Il soutient que les moyens soulevés ne sont pas fondés.
Mme B… a été admis au bénéfice de l’aide juridictionnelle totale par une décision du 30 septembre 2024.
Vu les autres pièces du dossier.
Vu :
- le code de l’entrée et du séjour des étrangers et du droit d’asile ;
- le code des relations entre le public et l’administration ;
- le code de justice administrative.
Les parties ont été régulièrement averties du jour de l’audience.
Ont été entendus au cours de l’audience publique :
le rapport de M. Laurent Boutot,
les conclusions de M. Alexandre Therre, rapporteur public.
Considérant ce qui suit :
Mme B…, ressortissante angolaise née en 1991, est entrée en France le 7 décembre 2022, accompagnée de sa fille mineure. Elle a sollicité l’asile le 5 février 2024. Par une décision du 5 février 2024, l’Office français de l’immigration et de l’intégration (OFII) lui a refusé les conditions matérielles d’accueil. Son recours préalable obligatoire, présenté le 1er mars 2024, a fait l’objet d’une décision implicite de rejet, dont Mme B… demande l’annulation.

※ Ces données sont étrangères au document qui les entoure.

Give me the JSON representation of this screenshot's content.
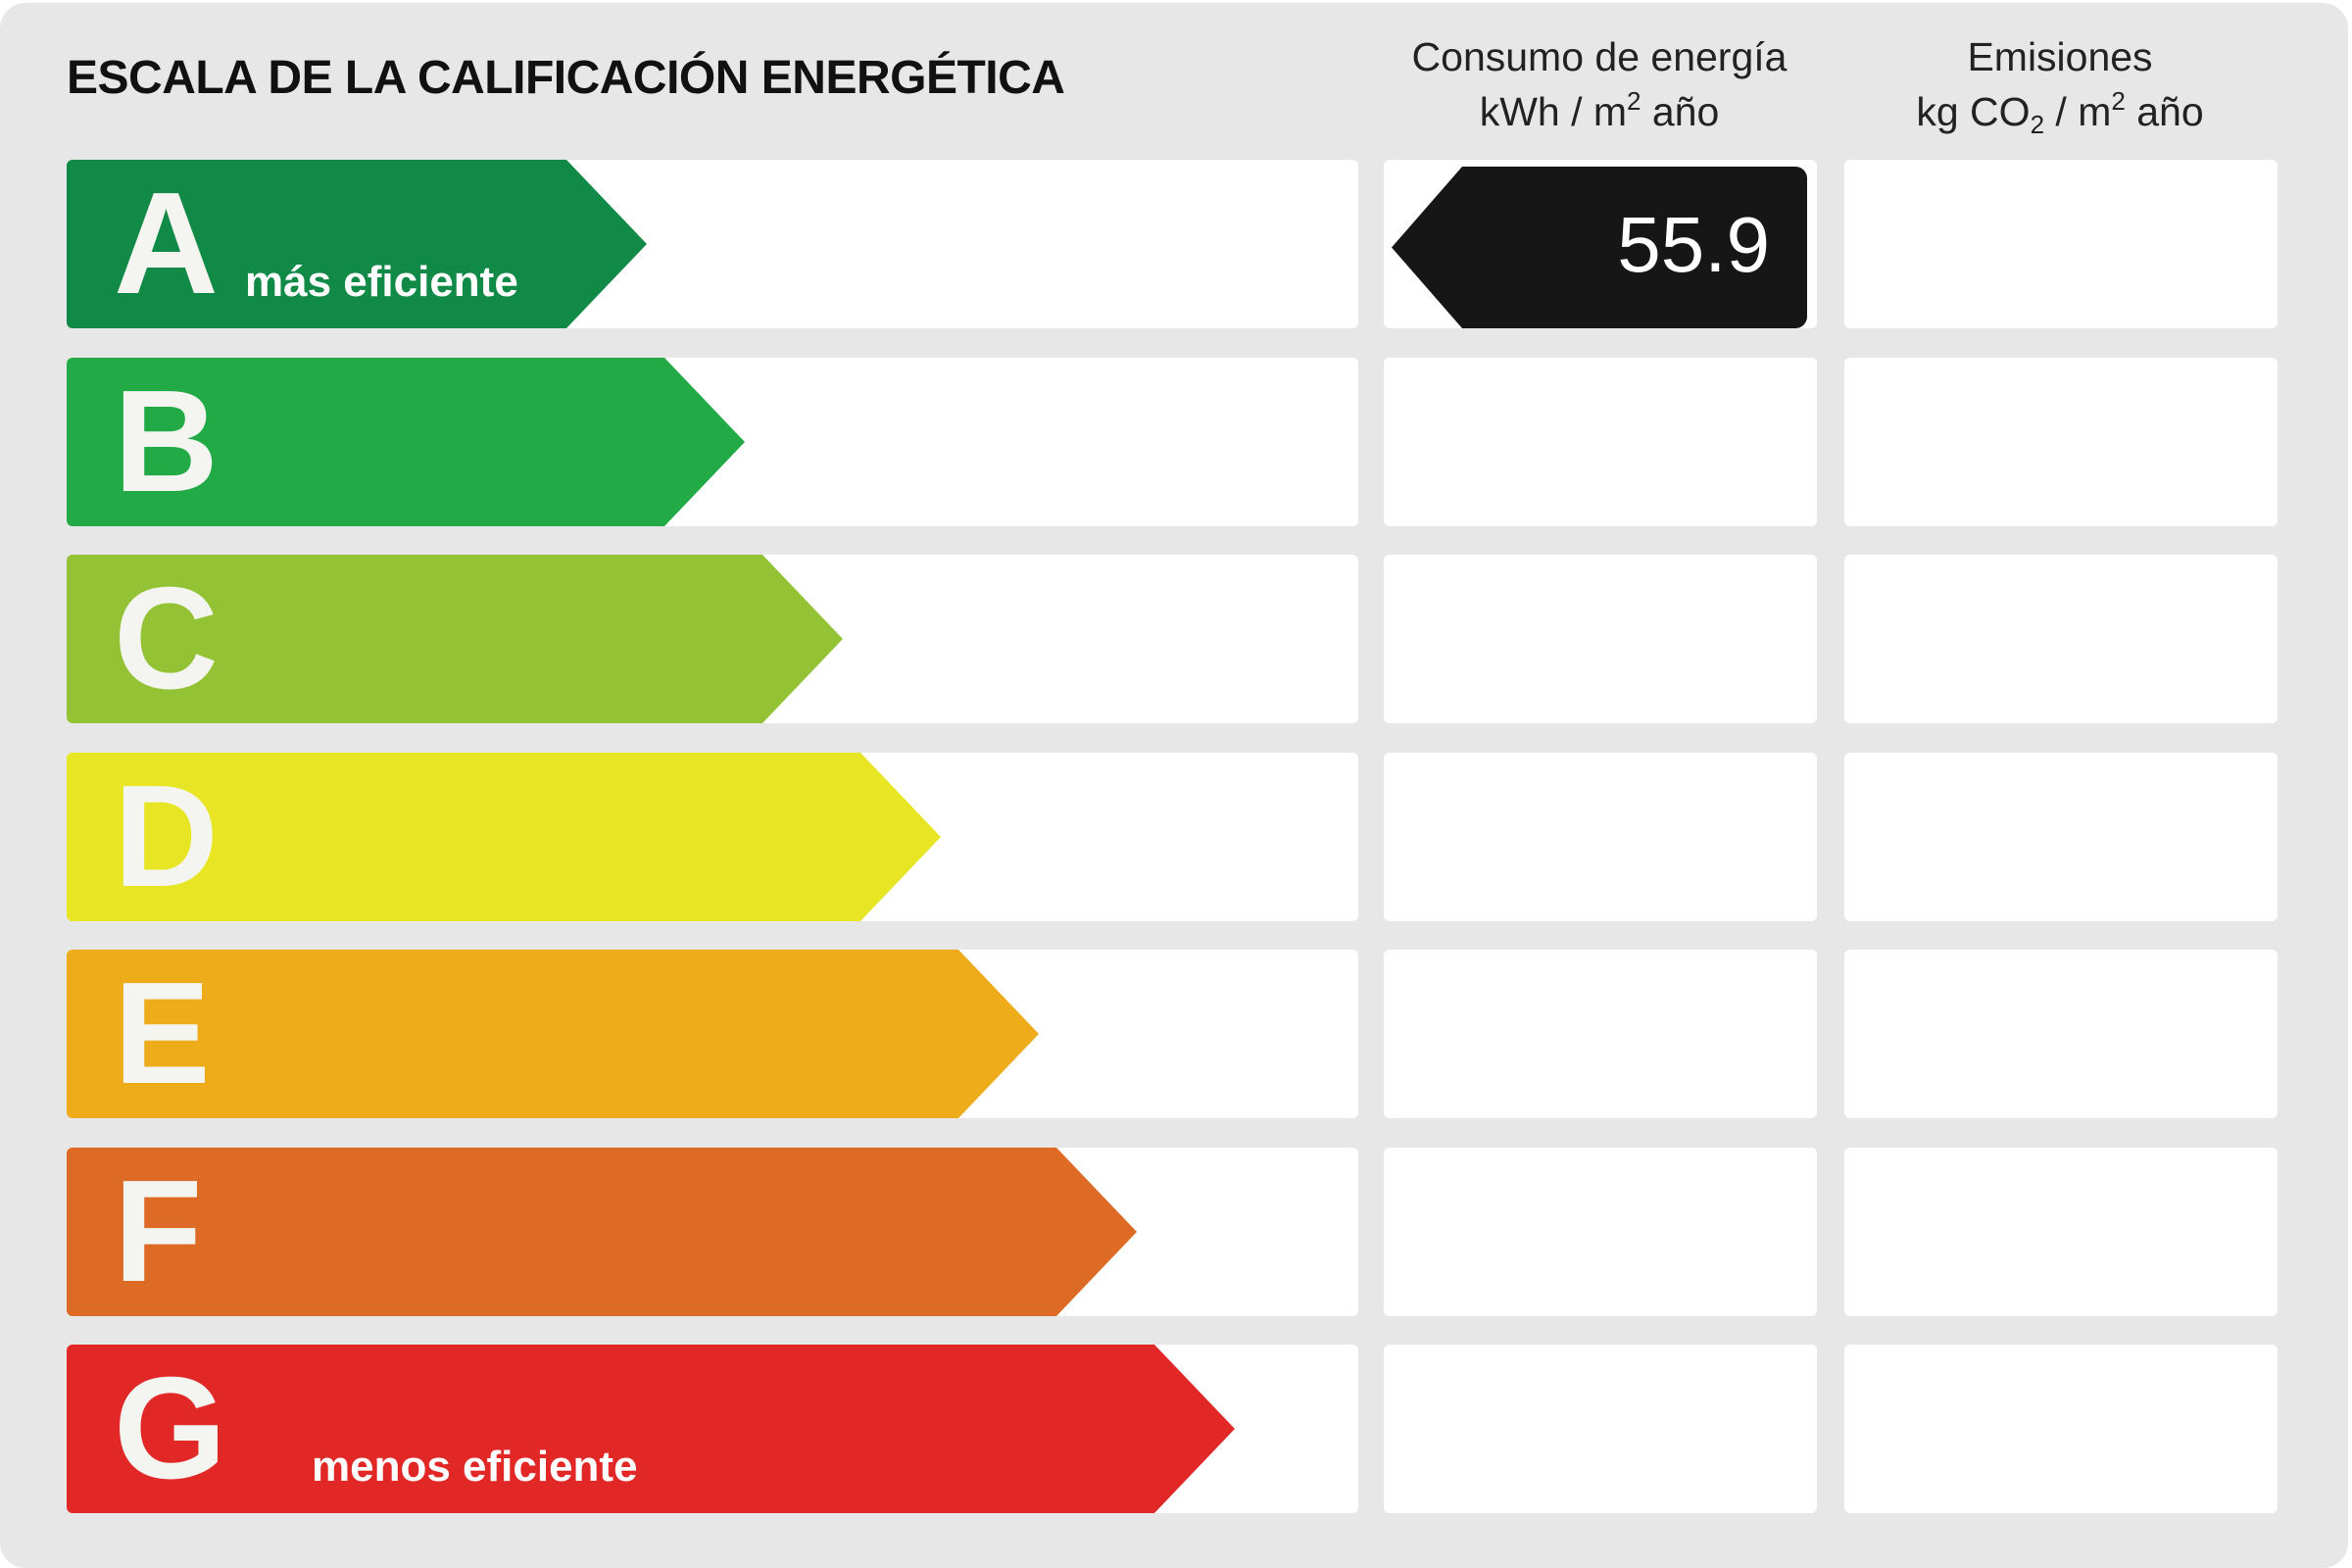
{
  "title": "ESCALA DE LA CALIFICACIÓN ENERGÉTICA",
  "columns": {
    "energy": {
      "line1": "Consumo de energía",
      "unit_prefix": "kWh / m",
      "unit_sup": "2",
      "unit_suffix": " año"
    },
    "emissions": {
      "line1": "Emisiones",
      "unit_prefix": "kg CO",
      "unit_sub": "2",
      "unit_mid": " / m",
      "unit_sup": "2",
      "unit_suffix": " año"
    }
  },
  "ratings": [
    {
      "letter": "A",
      "caption": "más eficiente",
      "color": "#118a48"
    },
    {
      "letter": "B",
      "caption": "",
      "color": "#21aa45"
    },
    {
      "letter": "C",
      "caption": "",
      "color": "#93c334"
    },
    {
      "letter": "D",
      "caption": "",
      "color": "#e8e524"
    },
    {
      "letter": "E",
      "caption": "",
      "color": "#eeab1a"
    },
    {
      "letter": "F",
      "caption": "",
      "color": "#dd6a25"
    },
    {
      "letter": "G",
      "caption": "menos eficiente",
      "color": "#e22727"
    }
  ],
  "energy_value": {
    "rating": "A",
    "value": "55.9"
  },
  "emissions_value": {
    "rating": "",
    "value": ""
  }
}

Sur les conclusions à fin d’annulation :
En premier lieu, les dispositions de l’alinéa 1er de l’article L. 232-4 du code des relations entre le public et l’administration, applicables aux décisions implicites de rejet régies par les dispositions de l’article D. 551-17 du code de l’entrée et du séjour des étrangers et du droit d’asile, prévoient que : « Une décision implicite intervenue dans les cas où la décision explicite aurait dû être motivée n’est pas illégale du seul fait qu’elle n’est pas assortie de cette motivation ». Par suite, Mme B… n’est pas fondée à se prévaloir de ce que la décision implicite de rejet de son recours administratif préalable obligatoire est entachée de défaut de motivation.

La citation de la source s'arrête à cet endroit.